Japan Proposes Region-Wide Free Trade Pact

April 4, 2006
Japan's trade minister, Toshihiro Nikai, on April 4, proposed talks on a region-wide free trade pact in East Asia to group 16 nations in an economic community. The minister of economy, trade and industry said he would propose the talks start in 2008 and ...

Japan's trade minister, Toshihiro Nikai, on April 4, proposed talks on a region-wide free trade pact in East Asia to group 16 nations in an economic community. The minister of economy, trade and industry said he would propose the talks start in 2008 and involve the 10-member Association of Southeast Asian Nations, China, South Korea, India, Australia and New Zealand.

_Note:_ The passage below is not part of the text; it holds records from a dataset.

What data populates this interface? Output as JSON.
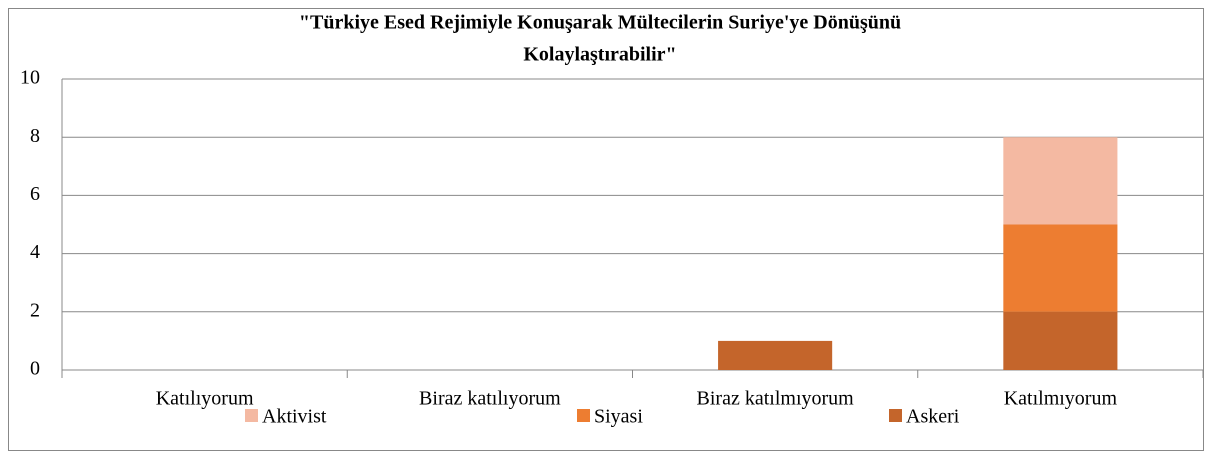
{
  "chart_data": {
    "type": "stacked_bar",
    "title": [
      "\"Türkiye Esed Rejimiyle Konuşarak Mültecilerin Suriye'ye Dönüşünü",
      "Kolaylaştırabilir\""
    ],
    "categories": [
      "Katılıyorum",
      "Biraz katılıyorum",
      "Biraz katılmıyorum",
      "Katılmıyorum"
    ],
    "series": [
      {
        "name": "Askeri",
        "color": "#c4652b",
        "values": [
          0,
          0,
          1,
          2
        ]
      },
      {
        "name": "Siyasi",
        "color": "#ed7d31",
        "values": [
          0,
          0,
          0,
          3
        ]
      },
      {
        "name": "Aktivist",
        "color": "#f4b9a2",
        "values": [
          0,
          0,
          0,
          3
        ]
      }
    ],
    "ylim": [
      0,
      10
    ],
    "yticks": [
      0,
      2,
      4,
      6,
      8,
      10
    ],
    "grid": true,
    "legend": "bottom"
  }
}
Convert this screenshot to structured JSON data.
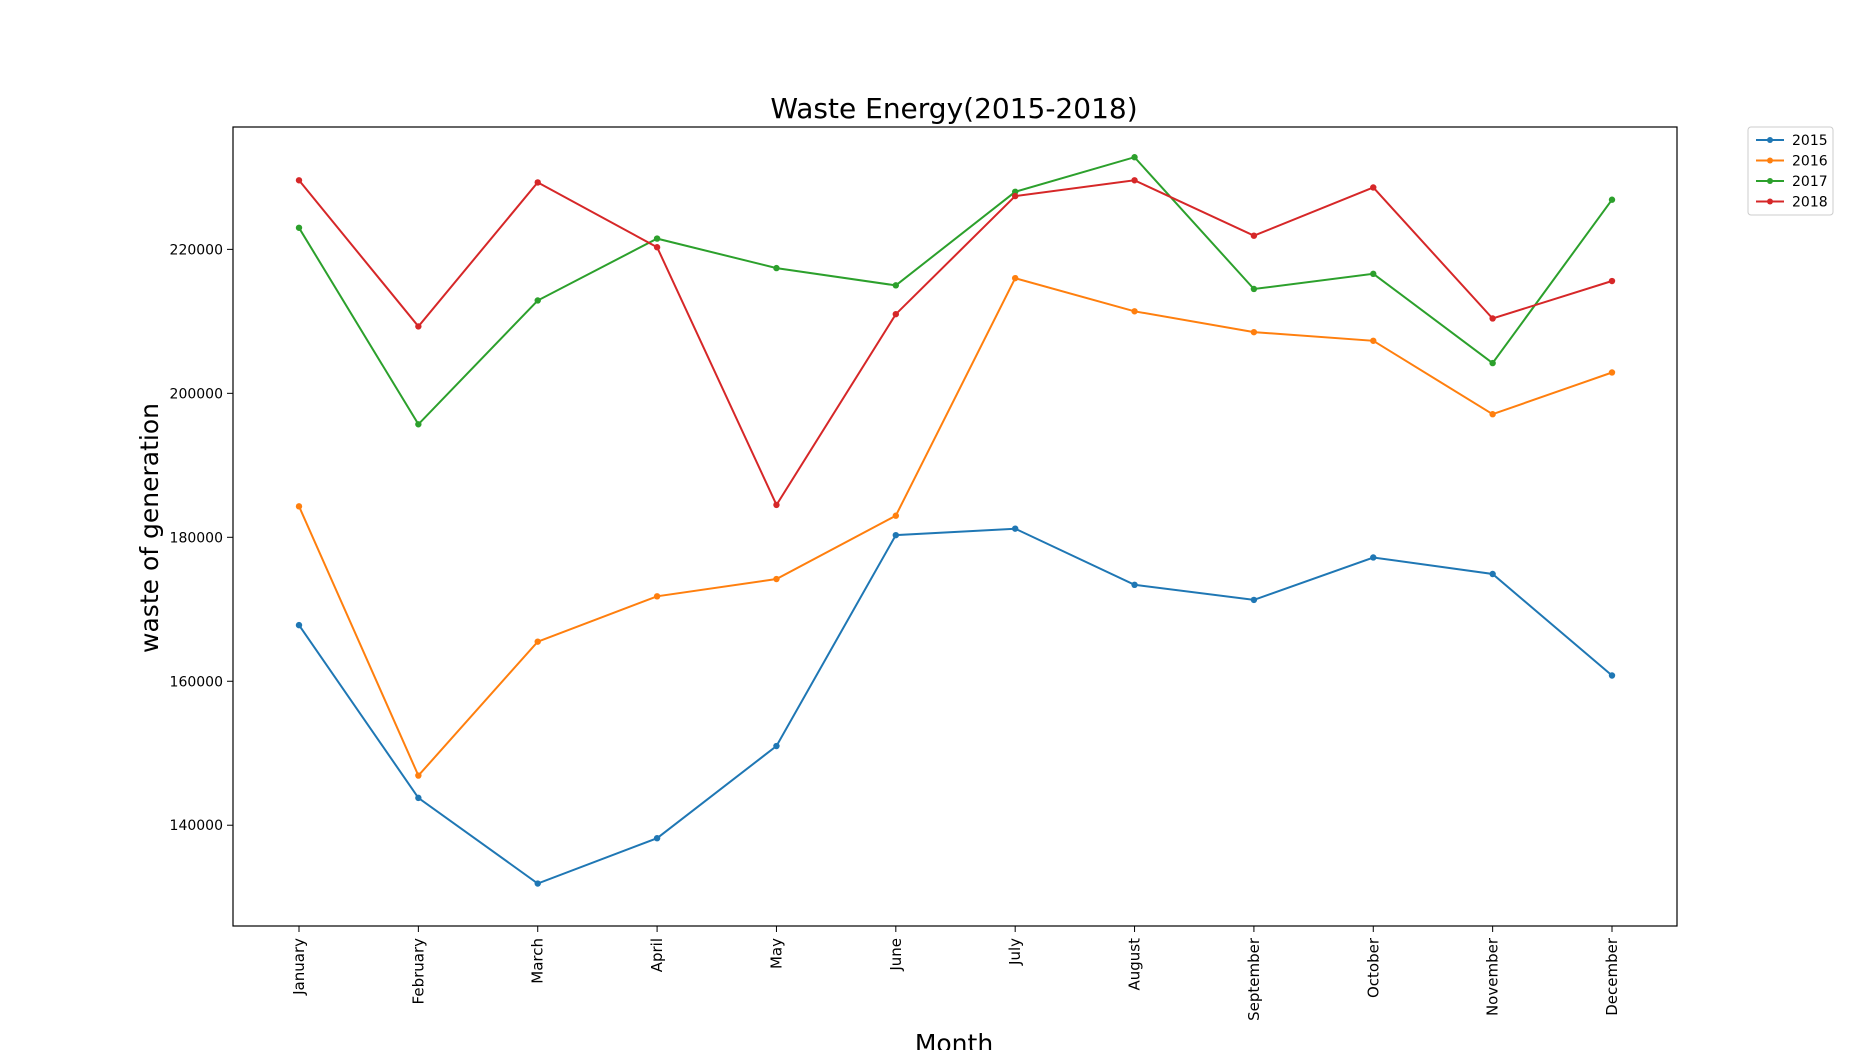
{
  "chart_data": {
    "type": "line",
    "title": "Waste Energy(2015-2018)",
    "xlabel": "Month",
    "ylabel": "waste of generation",
    "categories": [
      "January",
      "February",
      "March",
      "April",
      "May",
      "June",
      "July",
      "August",
      "September",
      "October",
      "November",
      "December"
    ],
    "ylim": [
      126000,
      237000
    ],
    "yticks": [
      140000,
      160000,
      180000,
      200000,
      220000
    ],
    "grid": false,
    "legend_position": "outside-top-right",
    "series": [
      {
        "name": "2015",
        "color": "#1f77b4",
        "values": [
          167800,
          143800,
          131900,
          138200,
          151000,
          180300,
          181200,
          173400,
          171300,
          177200,
          174900,
          160800
        ]
      },
      {
        "name": "2016",
        "color": "#ff7f0e",
        "values": [
          184300,
          146900,
          165500,
          171800,
          174200,
          183000,
          216000,
          211400,
          208500,
          207300,
          197100,
          202900
        ]
      },
      {
        "name": "2017",
        "color": "#2ca02c",
        "values": [
          223000,
          195700,
          212900,
          221500,
          217400,
          215000,
          228000,
          232800,
          214500,
          216600,
          204200,
          226900
        ]
      },
      {
        "name": "2018",
        "color": "#d62728",
        "values": [
          229600,
          209300,
          229300,
          220300,
          184500,
          211000,
          227400,
          229600,
          221900,
          228600,
          210400,
          215600
        ]
      }
    ]
  }
}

"I want to advocate the idea of an economic partnership linking comprehensive FTAs (free trade agreements) in the whole of East Asia," Nikai told a news conference. The minister said he would put forward the proposal on April 7 at a meeting of the government's policy-setting Council on Economic and Fiscal Policy headed by Prime Minister Junichiro Koizumi.

Japan and the 15 other economies comprise the East Asian Summit, which was launched last December in Kuala Lumpur. Japan has been seeking to establish separate FTAs with the ASEAN, China, Australia and other countries in the region.

The envisioned free trade zone, also joined by Hong Kong and Taiwan, could match the EU and the North American Free Trade Agreement in terms of economic scale and effects, with a population of three billion and gross domestic product of about nine trillion dollars.

Nikai also said Japan would propose the establishment of a policy coordinating mechanism in East Asia to be modeled after the Organization for Economic Cooperation and Development (OECD). As a first step, Japan plans to set up a research center with the ASEAN secretariat for policy analysis and proposals early next year, Nikai said.